Aus dem Journal des Vorstands September 2024
Im letzten „Journal“ hatten wir ausführlich von Hans-Joachim Hoffmann berichtet, dem einzigen Bunzlauer, der es in der Nachkriegszeit bis zum Minister gebracht hatte. Er war von 1973 bis 1989 Kulturminister der DDR. Bemerkenswert ist aber auch: Das Interview, das er im Juni 1988 der FAZ gab, zeigte eine eigenständige Denkungsart, die beim westdeutschen Journalisten Erstaunen und bei den Partei-Dogmatikern massive Kritik auslöste. Uns erscheint noch eine dritte wenig bekannte Tatsache von Bedeutung: die in der DDR von Hoffmann maßgeblich mitverantwortete, nach außen sehr wohl sichtbare „Pflege des Nationalen Kulturerbes“. Wir veranschaulichten das durch drei Beispiele mit Bezug auf Schlesien und auf Bunzlau (S.28 oben), die im Layout allerdings etwas „verrutscht“ waren: Die Angabe Liebevoll gestalteter Eichendorff-Gedächtnis-Block der Deutschen Post der DDR auf S. 27gehört zum Bild S. 28, und die Erläuterung Ausschnitt aus der 832-seitigen „Kurze(n) Geschichte der deutschen Literatur, (Ost-) Berlin 1981 sollte direkt unter dem Zitat S. 27 links oben stehen.

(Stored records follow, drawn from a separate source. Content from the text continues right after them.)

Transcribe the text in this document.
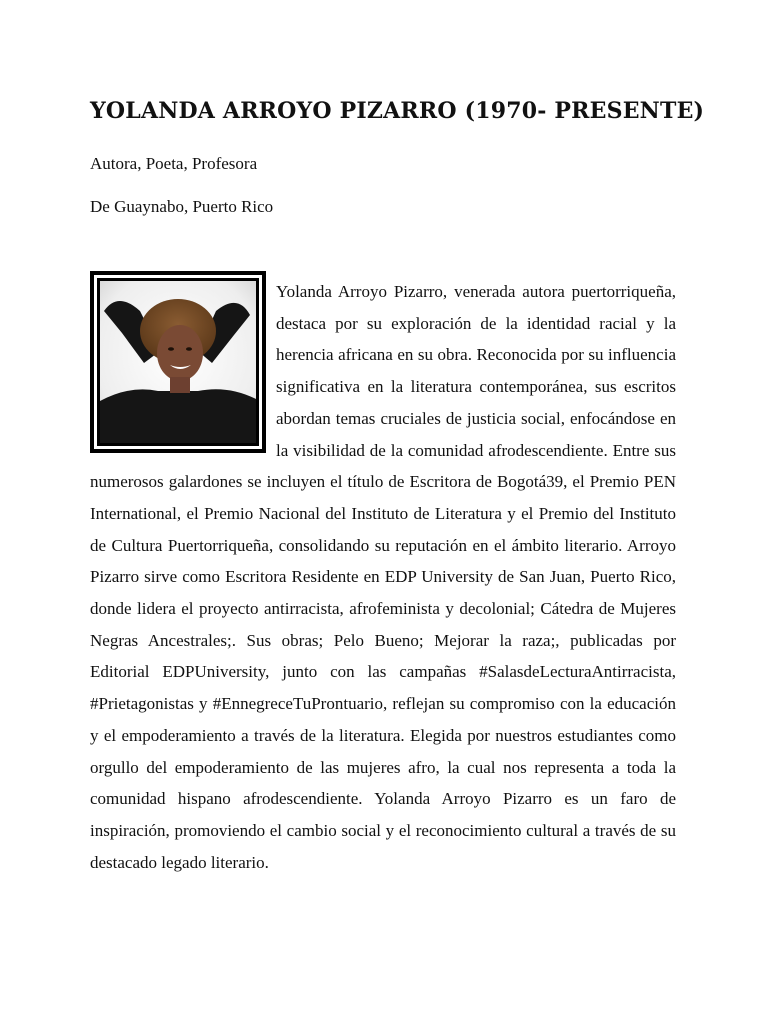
YOLANDA ARROYO PIZARRO (1970- PRESENTE)

Autora, Poeta, Profesora

De Guaynabo, Puerto Rico

Yolanda Arroyo Pizarro, venerada autora puertorriqueña, destaca por su exploración de la identidad racial y la herencia africana en su obra. Reconocida por su influencia significativa en la literatura contemporánea, sus escritos abordan temas cruciales de justicia social, enfocándose en la visibilidad de la comunidad afrodescendiente. Entre sus numerosos galardones se incluyen el título de Escritora de Bogotá39, el Premio PEN International, el Premio Nacional del Instituto de Literatura y el Premio del Instituto de Cultura Puertorriqueña, consolidando su reputación en el ámbito literario. Arroyo Pizarro sirve como Escritora Residente en EDP University de San Juan, Puerto Rico, donde lidera el proyecto antirracista, afrofeminista y decolonial; Cátedra de Mujeres Negras Ancestrales;. Sus obras; Pelo Bueno; Mejorar la raza;, publicadas por Editorial EDPUniversity, junto con las campañas #SalasdeLecturaAntirracista, #Prietagonistas y #EnnegreceTuProntuario, reflejan su compromiso con la educación y el empoderamiento a través de la literatura. Elegida por nuestros estudiantes como orgullo del empoderamiento de las mujeres afro, la cual nos representa a toda la comunidad hispano afrodescendiente. Yolanda Arroyo Pizarro es un faro de inspiración, promoviendo el cambio social y el reconocimiento cultural a través de su destacado legado literario.
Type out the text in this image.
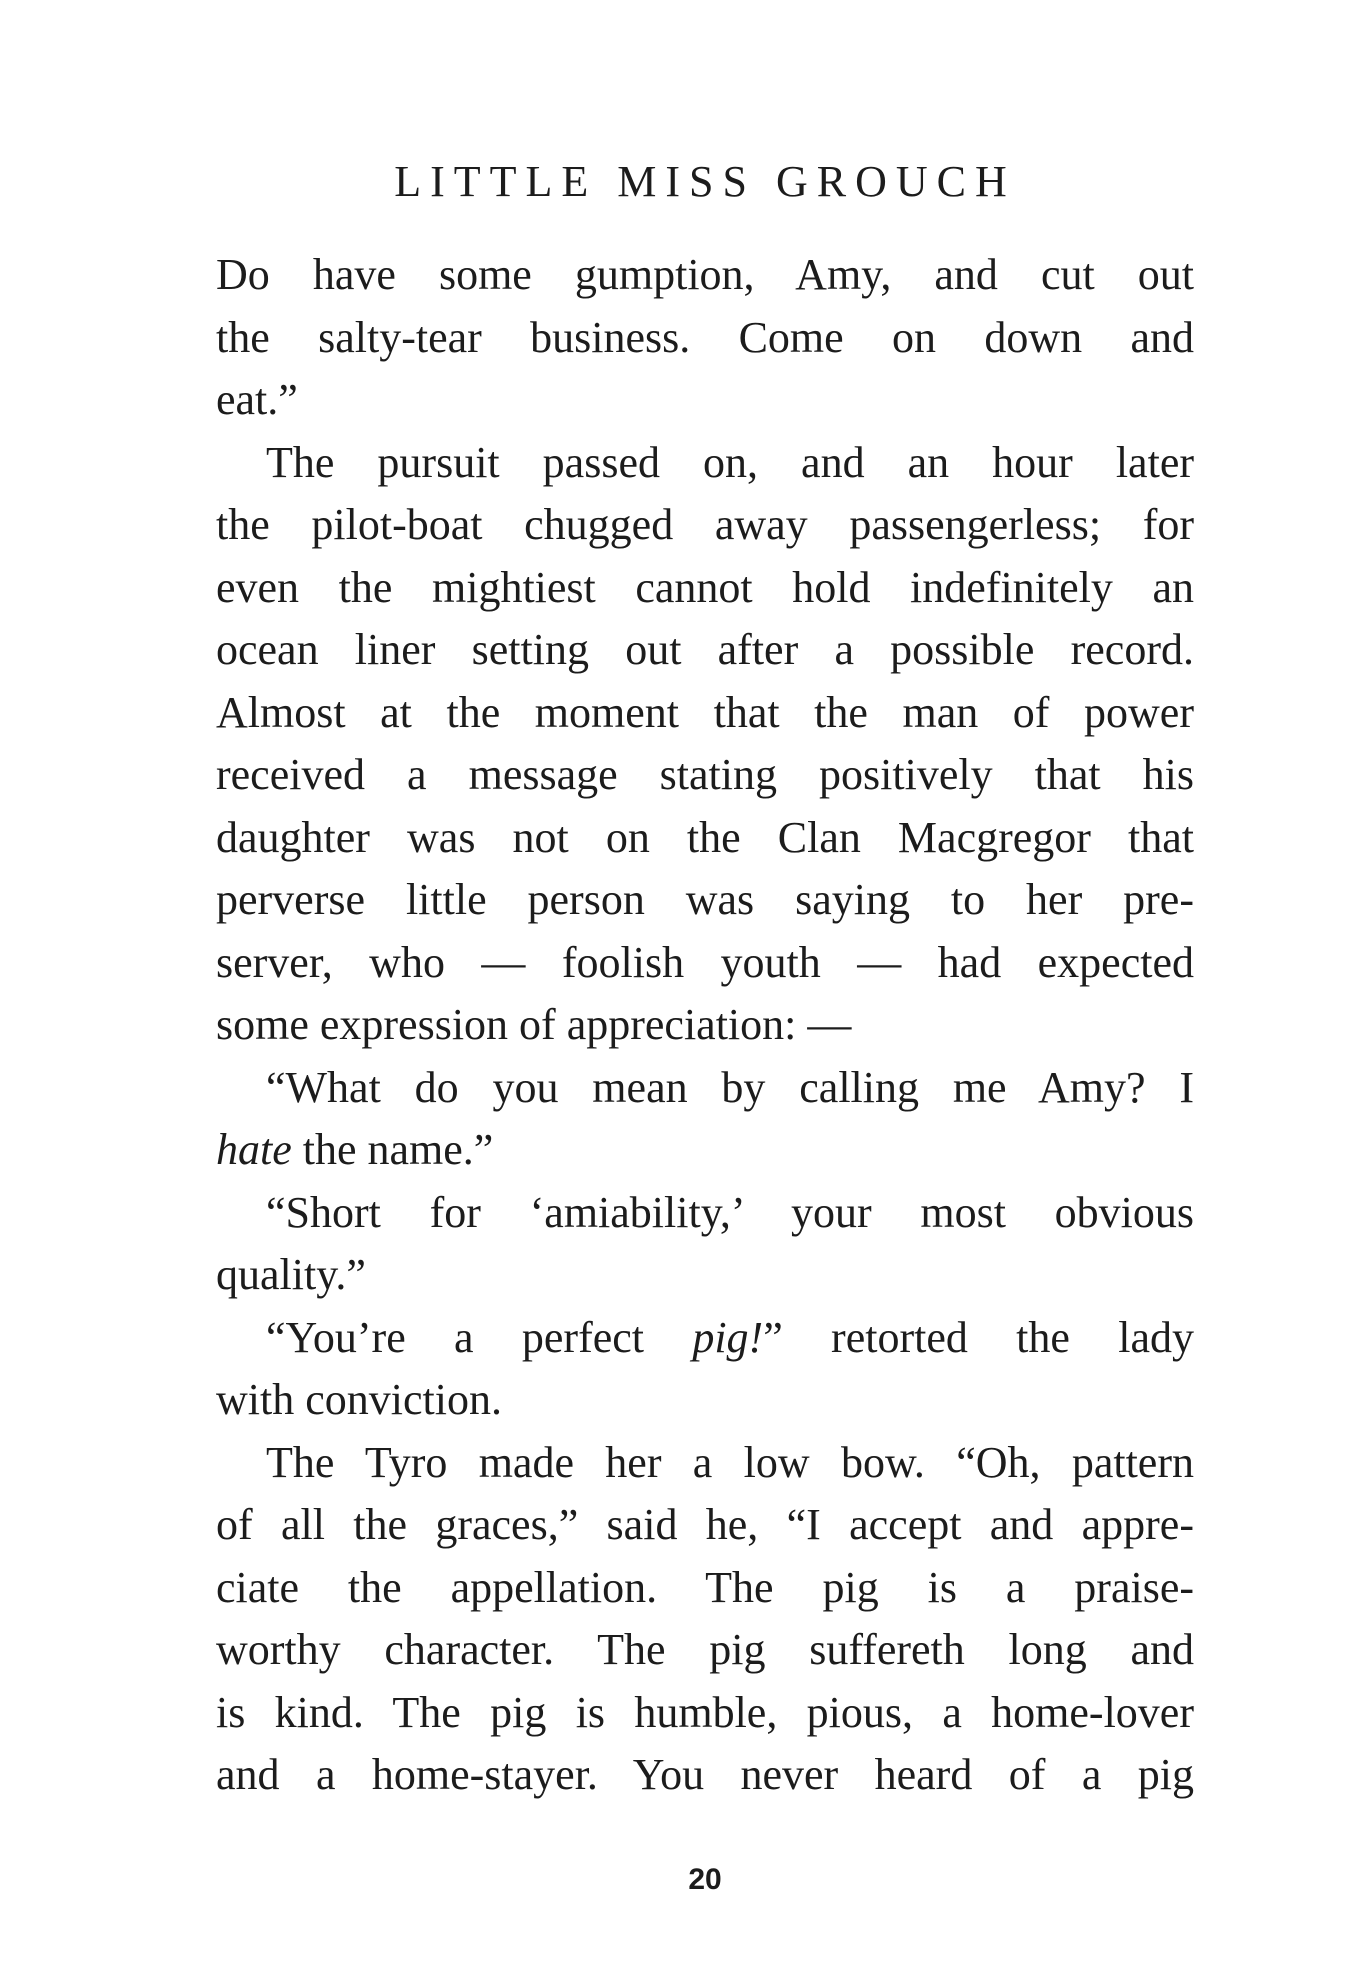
LITTLE MISS GROUCH
Do have some gumption, Amy, and cut out
the salty-tear business. Come on down and
eat.”
The pursuit passed on, and an hour later
the pilot-boat chugged away passengerless; for
even the mightiest cannot hold indefinitely an
ocean liner setting out after a possible record.
Almost at the moment that the man of power
received a message stating positively that his
daughter was not on the Clan Macgregor that
perverse little person was saying to her pre-
server, who — foolish youth — had expected
some expression of appreciation: —
“What do you mean by calling me Amy? I
hate the name.”
“Short for ‘amiability,’ your most obvious
quality.”
“You’re a perfect pig!” retorted the lady
with conviction.
The Tyro made her a low bow. “Oh, pattern
of all the graces,” said he, “I accept and appre-
ciate the appellation. The pig is a praise-
worthy character. The pig suffereth long and
is kind. The pig is humble, pious, a home-lover
and a home-stayer. You never heard of a pig
20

Bemerkenswert hierbei: Die DDR-Literaturgeschichte spricht ganz selbstverständlich von „Schloß Lubowitz bei Ratibor“, von „der oberschlesischen Landschaft“ und dass Eichendorff in „Neiße“ (korrekt wäre: Neisse) starb.
Dagegen tun sich unsere Siegburger Paten bei öffentlichen Verlautbarungen mit diesen deutschen Ortsbezeichnungen nach wie vor schwer, zuletzt bei der Partnerschaftsfeier „60 Jahre Siegburg-Nogent / Frankreich“ im Rahmen des diesjährigen Stadtfests, bei der eine Abordnung aus „Boleslawiec“ begrüßt wurde.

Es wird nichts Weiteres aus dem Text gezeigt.